Ein Grundmerkmal der Gattung Drama ist, wie bekannt, die besondere Verdichtung von Zeit und Raum; für das Wesen des Dramatischen ist die sprunghafte Umstrukturierung von Wechselbeziehungen charakteristisch, wodurch Spannung und Intensität des Bühnengeschehens zustandekommen. Die sprunghafte Entwicklung der Wissenschaft und der Technik in den letzten Jahrzehnten verdichtet Raum und Zeit, das intensive Geschehen auf der Weltbühne schafft Spannung, falsche Prognosen sorgen für die für das Zustandekommen des Dramatischen so unentbehrlichen Überraschungen. Durch diese Dramaturgie entstehen manchmal positive Empfindungen: Weniger als 24 Stunden, nachdem das Fernsehen den Fall der Berliner Mauer gezeigt hatte, hatten die Bürger von Sofia schon Grund, mit Tänzen vor dem Parlament den Fall ihres eigenen, ihnen über alle Massen lästig gewordenen Diktators zu feiern. Ziemlich oft aber bringt die Entwicklung der Bühnenhandlung in unserer heutigen Welt, wenn nicht Furcht und Mitleid oder gar Furcht ohne Mitleid, so Angst und Unsicherheit mit sich.

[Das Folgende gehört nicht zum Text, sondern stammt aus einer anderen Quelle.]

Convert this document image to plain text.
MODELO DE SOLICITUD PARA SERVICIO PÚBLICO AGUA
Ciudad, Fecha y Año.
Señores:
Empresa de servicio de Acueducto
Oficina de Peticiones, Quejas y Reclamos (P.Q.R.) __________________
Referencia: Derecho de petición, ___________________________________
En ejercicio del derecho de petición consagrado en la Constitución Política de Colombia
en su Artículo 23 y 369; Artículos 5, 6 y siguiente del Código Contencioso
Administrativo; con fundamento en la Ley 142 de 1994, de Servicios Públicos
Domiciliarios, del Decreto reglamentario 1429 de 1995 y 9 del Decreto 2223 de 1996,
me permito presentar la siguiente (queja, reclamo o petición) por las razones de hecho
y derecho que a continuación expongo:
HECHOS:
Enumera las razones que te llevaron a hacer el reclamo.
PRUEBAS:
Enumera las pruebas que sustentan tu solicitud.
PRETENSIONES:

Und das "trotz der Vermehrung von Werkzeugen und Mitteln zum Gebrauch menschlicher Kräfte". Denn - ich zitiere weiter den Mann, in dessen Namen wir hier versammelt sind - "es kommt doch immer darauf an, ob sie gut gebraucht werden; denn in den Händen des Bösewichts sind vermehrte Mittel vermehrte Übel."

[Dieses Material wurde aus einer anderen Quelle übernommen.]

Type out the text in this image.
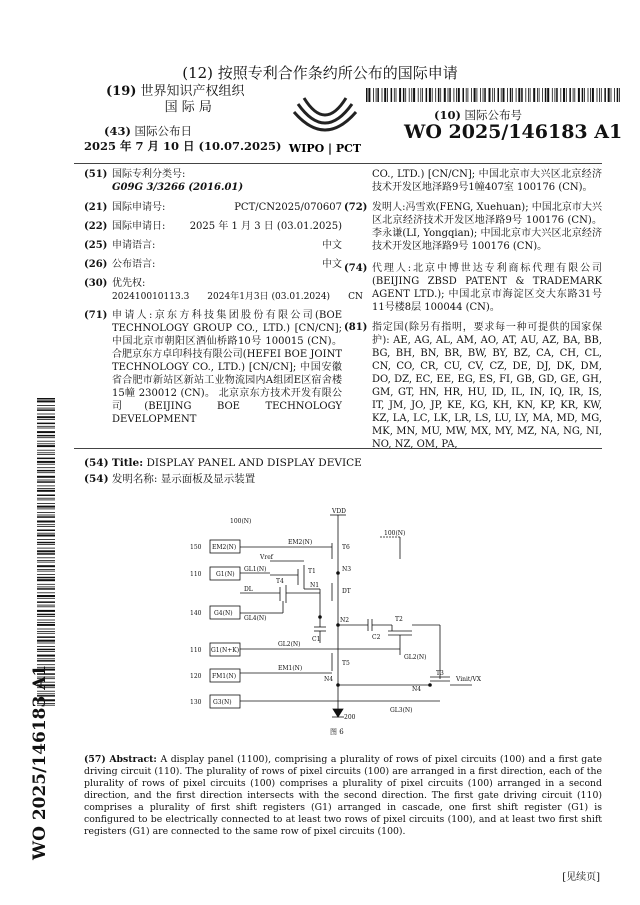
(12) 按照专利合作条约所公布的国际申请
(19) 世界知识产权组织
国 际 局
(43) 国际公布日
2025 年 7 月 10 日 (10.07.2025) WIPO | PCT
(10) 国际公布号
WO 2025/146183 A1
WO 2025/146183 A1
(51) 国际专利分类号:
G09G 3/3266 (2016.01)
(21) 国际申请号:	PCT/CN2025/070607
(22) 国际申请日: 2025 年 1 月 3 日 (03.01.2025)
(25) 申请语言:	中文
(26) 公布语言:	中文
(30) 优先权:
202410010113.3　　2024年1月3日 (03.01.2024)　　CN
(71) 申请人:京东方科技集团股份有限公司(BOE TECHNOLOGY GROUP CO., LTD.) [CN/CN]; 中国北京市朝阳区酒仙桥路10号 100015 (CN)。 合肥京东方卓印科技有限公司(HEFEI BOE JOINT TECHNOLOGY CO., LTD.) [CN/CN]; 中国安徽省合肥市新站区新站工业物流园内A组团E区宿舍楼15幢 230012 (CN)。 北京京东方技术开发有限公司(BEIJING BOE TECHNOLOGY DEVELOPMENT
CO., LTD.) [CN/CN]; 中国北京市大兴区北京经济技术开发区地泽路9号1幢407室 100176 (CN)。
(72) 发明人:冯雪欢(FENG, Xuehuan); 中国北京市大兴区北京经济技术开发区地泽路9号 100176 (CN)。 李永谦(LI, Yongqian); 中国北京市大兴区北京经济技术开发区地泽路9号 100176 (CN)。
(74) 代理人:北京中博世达专利商标代理有限公司(BEIJING ZBSD PATENT & TRADEMARK AGENT LTD.); 中国北京市海淀区交大东路31号11号楼8层 100044 (CN)。
(81) 指定国(除另有指明，要求每一种可提供的国家保护): AE, AG, AL, AM, AO, AT, AU, AZ, BA, BB, BG, BH, BN, BR, BW, BY, BZ, CA, CH, CL, CN, CO, CR, CU, CV, CZ, DE, DJ, DK, DM, DO, DZ, EC, EE, EG, ES, FI, GB, GD, GE, GH, GM, GT, HN, HR, HU, ID, IL, IN, IQ, IR, IS, IT, JM, JO, JP, KE, KG, KH, KN, KP, KR, KW, KZ, LA, LC, LK, LR, LS, LU, LY, MA, MD, MG, MK, MN, MU, MW, MX, MY, MZ, NA, NG, NI, NO, NZ, OM, PA,
(54) Title: DISPLAY PANEL AND DISPLAY DEVICE
(54) 发明名称: 显示面板及显示装置
VDD
100(N)
100(N)
EM2(N)
EM2(N)
G1(N)
GL1(N)
Vref
DL
G4(N)
GL4(N)
G1(N+K)
GL2(N)
GL2(N)
FM1(N)
EM1(N)
G3(N)
GL3(N)
Vinit/VX
T6
T1
T4
N3
N1
DT
N2
C1	C2
T2
T5
N4
N4
T3
200
150
110
140
110
120
130
图 6
(57) Abstract: A display panel (1100), comprising a plurality of rows of pixel circuits (100) and a first gate driving circuit (110). The plurality of rows of pixel circuits (100) are arranged in a first direction, each of the plurality of rows of pixel circuits (100) comprises a plurality of pixel circuits (100) arranged in a second direction, and the first direction intersects with the second direction. The first gate driving circuit (110) comprises a plurality of first shift registers (G1) arranged in cascade, one first shift register (G1) is configured to be electrically connected to at least two rows of pixel circuits (100), and at least two first shift registers (G1) are connected to the same row of pixel circuits (100).
[见续页]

Nachdem ich mir erlaubt habe, Johann Gottfried von Herder zum idealen Publikum dieser Festversammlung hinzuzuzählen und Worte von ihm angeführt habe, die eines der grössten Übel unserer Zeit, den zügellosen Nationalismus, betreffen, will ich daran erinnern, dass er unter anderem ein grosser Verehrer Shakespeares war und ihm eine auch heute erstaunlich aktuell wirkende Schrift gewidmet hat. Wer aber wie Shakespeare die Welt wie eine Bühne auffasst, wird sich kaum an einer Bühne mit uniformierten Figuren erfreuen. Damit sich die bunte Feier des Geistes, die man Theater nennt, verwirklicht, müssten die handelnden Figuren Individualität und Charakter haben. Was fur die Figuren auf den Brettern gültig ist, muss sicher auch für die Nationen auf der Bühne der Welt gelten. Und der, dem ein so herrlicher Titel wie "Stimmen der Völker in Liedern" einfallen konnte, müsste, so will ich glauben, der gleichen Meinung sein. In diesem Sinne, ohne die Gefahren des Phanomens "Narzissmus der kleinen Unterschiede" zu vergessen (der Ausdruck stammt von Sigmund Freud), ist es erfreulich, dass die potentiellen Träger der sieben Herder-Preise aus mehr als sieben Nationen kommen können.

Im Namen derer, die für das Jahr 1996 ausgezeichnet wurden, möchte ich der Alfred Toepfer Stiftung F.V.S., der Familie Toepfer, dem Kuratorium sowie Seiner Magnifizenz, dem Rektor der Universität Wien, unseren innigsten Dank aussprechen.